Joan Cochran is a frequent contributor to the University’s alumni magazines. Photography by John Zillioux.

The Surgical Suite of the Future

Today, surgery through tiny incisions! Tomorrow, surgery without doctors?
That’s not quite the scenario envisioned for the future. But it’s not that far afield either—especially in the field of laparoscopic surgery, where the limitations of working within a very contained space benefit from the precise movements robots afford.
With the opening of two new laparoscopic surgical suites at Jackson Memorial Medical Center, a robotic arm will help surgeons by holding the videoscope used to view the patient’s internal organs.

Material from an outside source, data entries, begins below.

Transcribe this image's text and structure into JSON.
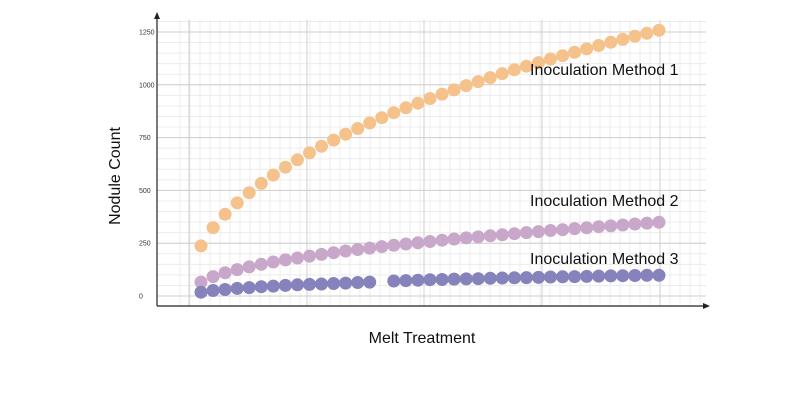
{
  "chart_data": {
    "type": "scatter",
    "title": "",
    "xlabel": "Melt Treatment",
    "ylabel": "Nodule Count",
    "ylim": [
      0,
      1250
    ],
    "yticks": [
      0,
      250,
      500,
      750,
      1000,
      1250
    ],
    "grid": true,
    "legend": "inline-labels",
    "series": [
      {
        "name": "Inoculation Method 1",
        "color": "#f5c28c",
        "values": [
          237,
          324,
          387,
          441,
          489,
          533,
          573,
          610,
          645,
          678,
          709,
          738,
          766,
          793,
          819,
          844,
          868,
          891,
          913,
          935,
          956,
          976,
          996,
          1015,
          1034,
          1053,
          1071,
          1088,
          1105,
          1122,
          1138,
          1154,
          1170,
          1186,
          1201,
          1215,
          1230,
          1244,
          1258
        ]
      },
      {
        "name": "Inoculation Method 2",
        "color": "#c8a7cb",
        "values": [
          66,
          92,
          110,
          125,
          138,
          150,
          161,
          171,
          180,
          189,
          197,
          205,
          213,
          220,
          227,
          234,
          240,
          246,
          252,
          258,
          264,
          270,
          275,
          280,
          285,
          290,
          295,
          300,
          305,
          310,
          314,
          319,
          323,
          328,
          332,
          336,
          341,
          345,
          349
        ]
      },
      {
        "name": "Inoculation Method 3",
        "color": "#8682bb",
        "values": [
          18,
          26,
          31,
          36,
          40,
          44,
          47,
          50,
          53,
          55,
          57,
          59,
          61,
          64,
          66,
          null,
          71,
          73,
          75,
          77,
          78,
          80,
          81,
          82,
          84,
          85,
          86,
          87,
          88,
          90,
          91,
          92,
          93,
          94,
          95,
          96,
          97,
          98,
          98
        ]
      }
    ]
  }
}
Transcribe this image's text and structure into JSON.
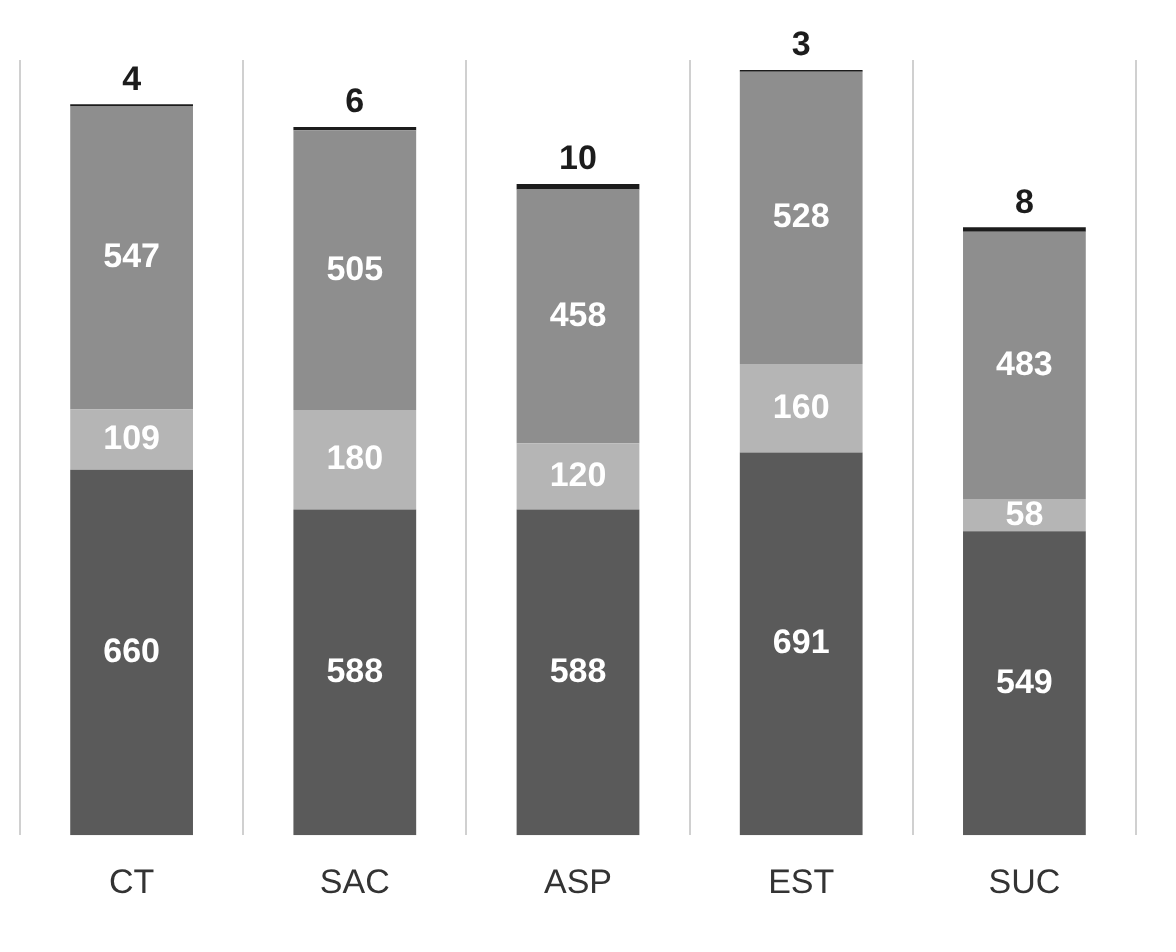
{
  "chart_data": {
    "type": "bar",
    "stacked": true,
    "categories": [
      "CT",
      "SAC",
      "ASP",
      "EST",
      "SUC"
    ],
    "series": [
      {
        "color": "#5a5a5a",
        "values": [
          660,
          588,
          588,
          691,
          549
        ]
      },
      {
        "color": "#b5b5b5",
        "values": [
          109,
          180,
          120,
          160,
          58
        ]
      },
      {
        "color": "#8e8e8e",
        "values": [
          547,
          505,
          458,
          528,
          483
        ]
      },
      {
        "color": "#1c1c1c",
        "values": [
          4,
          6,
          10,
          3,
          8
        ]
      }
    ],
    "data_labels": true,
    "grid": "x",
    "legend": false
  }
}
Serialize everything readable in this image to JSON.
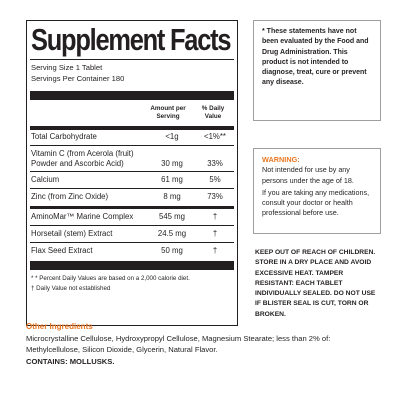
{
  "facts": {
    "title": "Supplement Facts",
    "serving_size": "Serving Size 1 Tablet",
    "servings_per_container": "Servings Per Container 180",
    "col_amount": "Amount per Serving",
    "col_dv": "% Daily Value",
    "rows": [
      {
        "name": "Total Carbohydrate",
        "amount": "<1g",
        "dv": "<1%**"
      },
      {
        "name": "Vitamin C (from Acerola (fruit)",
        "name2": "Powder and Ascorbic Acid)",
        "amount": "30 mg",
        "dv": "33%"
      },
      {
        "name": "Calcium",
        "amount": "61 mg",
        "dv": "5%"
      },
      {
        "name": "Zinc (from Zinc Oxide)",
        "amount": "8 mg",
        "dv": "73%"
      },
      {
        "name": "AminoMar™ Marine Complex",
        "amount": "545 mg",
        "dv": "†"
      },
      {
        "name": "Horsetail (stem) Extract",
        "amount": "24.5 mg",
        "dv": "†"
      },
      {
        "name": "Flax Seed Extract",
        "amount": "50 mg",
        "dv": "†"
      }
    ],
    "footnote1": "* * Percent Daily Values are based on a 2,000 calorie diet.",
    "footnote2": "† Daily Value not established"
  },
  "disclaimer": "* These statements have not been evaluated by the Food and Drug Administration. This product is not intended to diagnose, treat, cure or prevent any disease.",
  "warning": {
    "title": "WARNING:",
    "p1": "Not intended for use by any persons under the age of 18.",
    "p2": "If you are taking any medications, consult your doctor or health professional before use."
  },
  "keep": "KEEP OUT OF REACH OF CHILDREN. STORE IN A DRY PLACE AND AVOID EXCESSIVE HEAT. TAMPER RESISTANT: EACH TABLET INDIVIDUALLY SEALED. DO NOT USE IF BLISTER SEAL IS CUT, TORN OR BROKEN.",
  "other": {
    "title": "Other Ingredients",
    "text": "Microcrystalline Cellulose, Hydroxypropyl Cellulose, Magnesium Stearate; less than 2% of: Methylcellulose, Silicon Dioxide, Glycerin, Natural Flavor.",
    "contains": "CONTAINS: MOLLUSKS."
  }
}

“It’s basically a robotic arm that holds the laparoscope more steadily than a human being could,” says Dr. Robert Bailey, director of the University’s Center of Excellence for Laparoscopic and Minimally Invasive Surgery. “Via about 20 voice commands, the surgeon can direct the scope in any direction he or she wants just by saying ‘move left, move right,’ and so on.”
One of the biggest challenges surgeons now face, Dr. Bailey says, is taking advantage of the technology becoming available to the surgical suite. “In the near future, we’ll be bringing more voice recognition technology into the OR so the surgeon can control his or her environment more efficiently by adjusting equipment,” Dr. Bailey says. “We’re not far from the point where you’ll be able to increase the flow of carbon dioxide, adjust the table for positioning, turn lights on and off, and conceivably call up critical information from a patient’s chart through voice commands.”